KDD2021

Learning from Imbalanced and Incomplete Supervision with Its Application to Ride-Sharing Liability Judgment

Lan-Zhe Guo, Zhi Zhou, Jie-Jing Shao, Qi Zhang, Feng Kuang, Gao-Le Li, Zhang-Xun Liu, Guobin Wu, Nan Ma, Qun (Tracy) Li, Yufeng Li

7 citations

Abstract

In multi-label tasks, sufficient and class-balanced label is usually hard to obtain, which makes it challenging to train a good classifier. In this paper, we consider the problem of learning from imbalanced and incomplete supervision, where only a small subset of labeled data is available and the label distribution is highly imbalanced. This setting is of importance and commonly appears in a variety of real applications. For instance, considering the ride-sharing liability judgment task, liability disputes usually due to a variety of reasons, however, it is expensive to manually annotate the reasons, meanwhile, the distribution of reason is often seriously imbalanced. In this paper, we present a systemic framework Limi consisting of three sub-steps, that is, Label Separating, Correlation Mining and Label Completion. Specifically, we propose an effective two-classifier strategy to separately tackle head and tail labels so as to alleviate the performance degradation on tail labels while maintaining high performance on head labels.
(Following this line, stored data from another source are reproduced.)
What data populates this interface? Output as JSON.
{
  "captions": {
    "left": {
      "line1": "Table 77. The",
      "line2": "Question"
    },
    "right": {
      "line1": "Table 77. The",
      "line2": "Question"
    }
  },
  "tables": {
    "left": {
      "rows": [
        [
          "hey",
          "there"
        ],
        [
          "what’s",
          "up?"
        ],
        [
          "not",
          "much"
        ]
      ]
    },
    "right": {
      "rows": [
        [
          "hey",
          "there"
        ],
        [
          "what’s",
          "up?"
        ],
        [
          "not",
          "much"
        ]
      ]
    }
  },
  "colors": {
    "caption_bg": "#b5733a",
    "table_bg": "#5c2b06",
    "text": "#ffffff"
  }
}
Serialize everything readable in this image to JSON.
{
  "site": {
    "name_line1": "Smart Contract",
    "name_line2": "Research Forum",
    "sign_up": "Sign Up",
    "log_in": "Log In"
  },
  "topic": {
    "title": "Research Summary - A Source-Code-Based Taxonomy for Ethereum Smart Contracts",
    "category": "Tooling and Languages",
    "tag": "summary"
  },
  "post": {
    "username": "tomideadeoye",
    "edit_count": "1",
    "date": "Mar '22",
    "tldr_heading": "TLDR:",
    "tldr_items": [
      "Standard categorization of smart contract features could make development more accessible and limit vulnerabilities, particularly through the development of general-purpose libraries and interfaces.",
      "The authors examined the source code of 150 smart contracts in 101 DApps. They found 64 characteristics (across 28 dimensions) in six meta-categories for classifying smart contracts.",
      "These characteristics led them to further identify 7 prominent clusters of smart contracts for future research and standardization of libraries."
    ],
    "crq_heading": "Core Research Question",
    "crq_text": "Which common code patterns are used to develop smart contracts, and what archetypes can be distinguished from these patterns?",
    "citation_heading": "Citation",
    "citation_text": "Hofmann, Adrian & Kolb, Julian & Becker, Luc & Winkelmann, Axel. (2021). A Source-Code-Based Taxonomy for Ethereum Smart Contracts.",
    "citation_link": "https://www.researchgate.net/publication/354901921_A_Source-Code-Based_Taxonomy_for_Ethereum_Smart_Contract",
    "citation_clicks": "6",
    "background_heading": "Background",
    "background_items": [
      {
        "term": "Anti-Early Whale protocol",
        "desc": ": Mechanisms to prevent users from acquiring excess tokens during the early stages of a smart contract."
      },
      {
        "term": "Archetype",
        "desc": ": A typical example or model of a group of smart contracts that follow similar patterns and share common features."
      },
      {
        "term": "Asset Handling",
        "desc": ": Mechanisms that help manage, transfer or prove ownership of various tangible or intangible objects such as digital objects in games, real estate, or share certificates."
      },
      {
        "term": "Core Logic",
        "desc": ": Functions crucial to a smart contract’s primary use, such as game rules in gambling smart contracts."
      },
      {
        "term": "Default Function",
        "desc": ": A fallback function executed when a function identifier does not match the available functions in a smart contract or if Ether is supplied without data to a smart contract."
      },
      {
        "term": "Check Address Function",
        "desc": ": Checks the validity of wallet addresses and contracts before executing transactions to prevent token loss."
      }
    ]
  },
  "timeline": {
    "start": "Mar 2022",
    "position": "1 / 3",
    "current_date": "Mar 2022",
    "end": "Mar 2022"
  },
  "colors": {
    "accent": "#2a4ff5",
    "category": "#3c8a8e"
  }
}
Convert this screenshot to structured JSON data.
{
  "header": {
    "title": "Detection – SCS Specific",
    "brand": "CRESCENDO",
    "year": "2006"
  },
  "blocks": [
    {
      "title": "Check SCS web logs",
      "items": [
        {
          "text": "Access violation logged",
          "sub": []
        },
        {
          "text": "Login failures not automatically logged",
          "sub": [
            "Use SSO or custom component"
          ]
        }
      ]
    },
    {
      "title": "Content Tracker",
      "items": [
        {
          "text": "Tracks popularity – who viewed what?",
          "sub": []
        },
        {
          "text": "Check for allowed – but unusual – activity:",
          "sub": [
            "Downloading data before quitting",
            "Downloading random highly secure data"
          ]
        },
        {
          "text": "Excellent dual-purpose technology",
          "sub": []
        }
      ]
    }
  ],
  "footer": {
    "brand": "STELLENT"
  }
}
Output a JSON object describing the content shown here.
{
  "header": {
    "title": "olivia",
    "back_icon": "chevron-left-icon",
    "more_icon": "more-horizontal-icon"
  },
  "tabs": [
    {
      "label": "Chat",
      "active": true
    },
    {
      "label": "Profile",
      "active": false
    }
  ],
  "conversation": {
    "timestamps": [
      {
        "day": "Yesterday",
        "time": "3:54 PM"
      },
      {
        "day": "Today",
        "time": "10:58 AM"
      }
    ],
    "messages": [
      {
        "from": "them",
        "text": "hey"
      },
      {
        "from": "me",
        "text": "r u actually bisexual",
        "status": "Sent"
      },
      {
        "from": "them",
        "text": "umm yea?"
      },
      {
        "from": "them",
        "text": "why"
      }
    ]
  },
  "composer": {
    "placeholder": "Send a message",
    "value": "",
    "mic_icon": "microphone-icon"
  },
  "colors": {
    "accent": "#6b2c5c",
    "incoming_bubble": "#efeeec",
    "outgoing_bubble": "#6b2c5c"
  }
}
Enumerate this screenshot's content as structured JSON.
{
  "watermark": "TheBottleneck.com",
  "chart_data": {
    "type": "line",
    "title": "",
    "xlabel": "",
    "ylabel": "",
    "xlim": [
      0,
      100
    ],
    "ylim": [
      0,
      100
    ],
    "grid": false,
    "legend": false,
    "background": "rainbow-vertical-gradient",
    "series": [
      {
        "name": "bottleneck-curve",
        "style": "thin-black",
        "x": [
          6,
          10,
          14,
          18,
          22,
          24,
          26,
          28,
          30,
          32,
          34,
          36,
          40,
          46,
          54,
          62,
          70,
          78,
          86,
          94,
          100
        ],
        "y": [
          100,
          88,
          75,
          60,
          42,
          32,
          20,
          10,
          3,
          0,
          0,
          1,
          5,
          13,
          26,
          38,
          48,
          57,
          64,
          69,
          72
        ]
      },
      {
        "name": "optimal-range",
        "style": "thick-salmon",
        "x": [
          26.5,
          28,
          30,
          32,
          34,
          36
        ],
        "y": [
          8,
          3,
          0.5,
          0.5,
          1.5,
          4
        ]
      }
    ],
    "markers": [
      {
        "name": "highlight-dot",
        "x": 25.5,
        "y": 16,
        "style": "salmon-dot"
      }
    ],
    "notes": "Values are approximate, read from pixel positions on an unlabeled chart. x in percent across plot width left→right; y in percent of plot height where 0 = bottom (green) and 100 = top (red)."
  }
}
Then, a novel label correlation network is adopted to explore the label relation knowledge with flexible aggregators. Moreover, the Limi framework completes the label on unlabeled instances in a semi-supervised fashion. The framework is general, flexible, and effective. Extensive experiments on diverse applications, such as the ride-sharing liability judgment task from Didi and various benchmark tasks, demonstrate that our solution is clearly better than many competitive methods.